How much is a PB worth to you? 🤑
Photo: Justin Britton | @justinbritton
Hopefully, my willingness to discuss trivial topics that I know nothing about and have little to no experience with can inspire you, my dear reader, to have the courage to speak with similar gusto. The first and only time that I can recall paying for a race entry fee myself was this past spring for the Brooklyn Half Marathon. Apparently, there is an expiration date on when people will stop caring about your 1500m personal best from 2015 – who knew?
It stung having to shell out my own medium-earned money to get a bib number. But that didn’t stop me from showing up late, getting caught behind security lines, and missing the start of the race.

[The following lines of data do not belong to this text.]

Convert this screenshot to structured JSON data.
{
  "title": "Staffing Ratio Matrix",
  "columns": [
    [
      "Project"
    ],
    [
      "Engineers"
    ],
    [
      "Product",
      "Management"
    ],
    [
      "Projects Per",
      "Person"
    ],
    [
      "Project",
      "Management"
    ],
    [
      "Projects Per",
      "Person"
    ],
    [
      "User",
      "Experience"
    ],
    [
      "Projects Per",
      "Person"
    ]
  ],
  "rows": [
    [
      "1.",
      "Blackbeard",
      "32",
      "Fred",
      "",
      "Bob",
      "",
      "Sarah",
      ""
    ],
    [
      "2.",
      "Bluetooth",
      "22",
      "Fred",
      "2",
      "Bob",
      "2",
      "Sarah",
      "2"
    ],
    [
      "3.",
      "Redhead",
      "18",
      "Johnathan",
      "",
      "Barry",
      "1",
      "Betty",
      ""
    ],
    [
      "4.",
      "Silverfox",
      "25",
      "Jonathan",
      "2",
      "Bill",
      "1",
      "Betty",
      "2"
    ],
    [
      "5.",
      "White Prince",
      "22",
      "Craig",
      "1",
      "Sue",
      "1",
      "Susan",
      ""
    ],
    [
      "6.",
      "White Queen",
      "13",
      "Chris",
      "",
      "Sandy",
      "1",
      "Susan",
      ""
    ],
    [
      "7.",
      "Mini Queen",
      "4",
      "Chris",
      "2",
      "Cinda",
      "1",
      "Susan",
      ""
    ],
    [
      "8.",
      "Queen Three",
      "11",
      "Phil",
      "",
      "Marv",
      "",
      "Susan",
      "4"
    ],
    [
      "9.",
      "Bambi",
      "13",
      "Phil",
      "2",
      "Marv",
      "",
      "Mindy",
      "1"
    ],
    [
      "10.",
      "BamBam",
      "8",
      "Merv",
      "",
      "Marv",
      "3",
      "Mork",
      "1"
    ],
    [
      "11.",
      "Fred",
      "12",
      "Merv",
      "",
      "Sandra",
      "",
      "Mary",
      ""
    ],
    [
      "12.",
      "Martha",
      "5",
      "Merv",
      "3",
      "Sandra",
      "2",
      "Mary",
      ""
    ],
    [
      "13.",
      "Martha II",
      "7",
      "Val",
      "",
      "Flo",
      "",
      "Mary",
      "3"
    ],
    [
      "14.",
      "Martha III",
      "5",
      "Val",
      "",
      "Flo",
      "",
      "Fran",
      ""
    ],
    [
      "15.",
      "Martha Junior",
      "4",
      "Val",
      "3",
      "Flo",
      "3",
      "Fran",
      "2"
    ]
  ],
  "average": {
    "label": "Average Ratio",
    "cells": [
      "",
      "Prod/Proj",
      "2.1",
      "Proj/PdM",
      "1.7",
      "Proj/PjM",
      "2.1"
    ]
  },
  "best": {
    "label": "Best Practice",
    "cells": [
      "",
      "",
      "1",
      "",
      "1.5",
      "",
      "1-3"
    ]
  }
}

I’d like to think my lone experience paying the ultimate price (a little over $100) helps me empathize with the 479 athletes entered to race a 5000m at Boston University for this weekend’s christening of the indoor track season. The $100 entry fee for each of these athletes has certainly garnered some attention. The price tag has more than tripled since pre-pandemic times, which is outpacing inflation worse than a 400 meter runner rabbiting an 800. If you don’t have the funds for the 25-lapper, then may I suggest hopping in the 3000m for $75?
The reality is that 97% of the athletes competing aren’t paying this (not a real statistic). Their schools or sponsors are. The difference of an extra $50 won’t deter many athletes who willingly spend $200 on shoes for the slightest edge. If this is an opportunity to run fast, then it’s worth the extra cash. Stop buying avocados if you can’t afford to go!
But realistically, at a certain price point then a disparity between the haves and have-nots will form, with schools with smaller budgets unable to attend. That said, travel and lodging costs remain a much greater barrier to equity than entry fees. And if geography is not an issue, there are plenty of other 200 meter banked tracks with less bounce and within an hour of Boston to choose from.
This is supply and demand. The best of the best are going to race each as much as they can on the magic boards of BU, and that leaves fewer spots open for the rest of us. In order for the meet to run smoothly and accommodate the couple of thousand competing athletes, there needs to be some sort of limit on total entries before the fire department comes in with their dalmatians and boots everyone outside.
Boston University deserves to fund their entire program based on its track. This is a better business model to support a niche sport than most MBAs could ever come up with. But I bet if you asked any shark worth their salt, they’d say to keep raising those prices – that’s capitalism, baby!
One aspect that is sure to ruffle feathers even more is that the entry fees do not guarantee acceptance into the field, and even if not accepted, or if an athlete scratches, BU keeps the money. I feel bad for the coaches who enter their squads, only for them to all come back from Thanksgiving sick because they were too excited to see their old high school pals on Blackout Wednesday.
But as a former meet director of an elite meet that did not have an entry fee, I still occasionally wake up in a cold sweat as I recall apologetic text messages from top athletes scratching a few days before the Long Island Mile. Oh, how badly I wanted to send them a Venmo request for $100 for their transgression!
Putting on a track meet is a huge headache and those who do it deserve to be paid. And $100 is a small price for a university to pay for your new personal best as you finish sixth in the third heat of the Sharon Colyear-Danville Season Opener, the Catalina Winemaker of December track meets!
The meet is on Saturday, December 2nd, and will be streaming on Flotrack. (Schedule and Entries) It makes sense for college kids whose crosscountry season just ended to extend training a couple of weeks to lineup in an attempt to knock out an NCAA qualifier. The field is basically a rerun of Charlottesville but on the track and will include Graham Blanks, Parker Valby, Oklahoma State, Northern Arizona, NC State, and some professionals!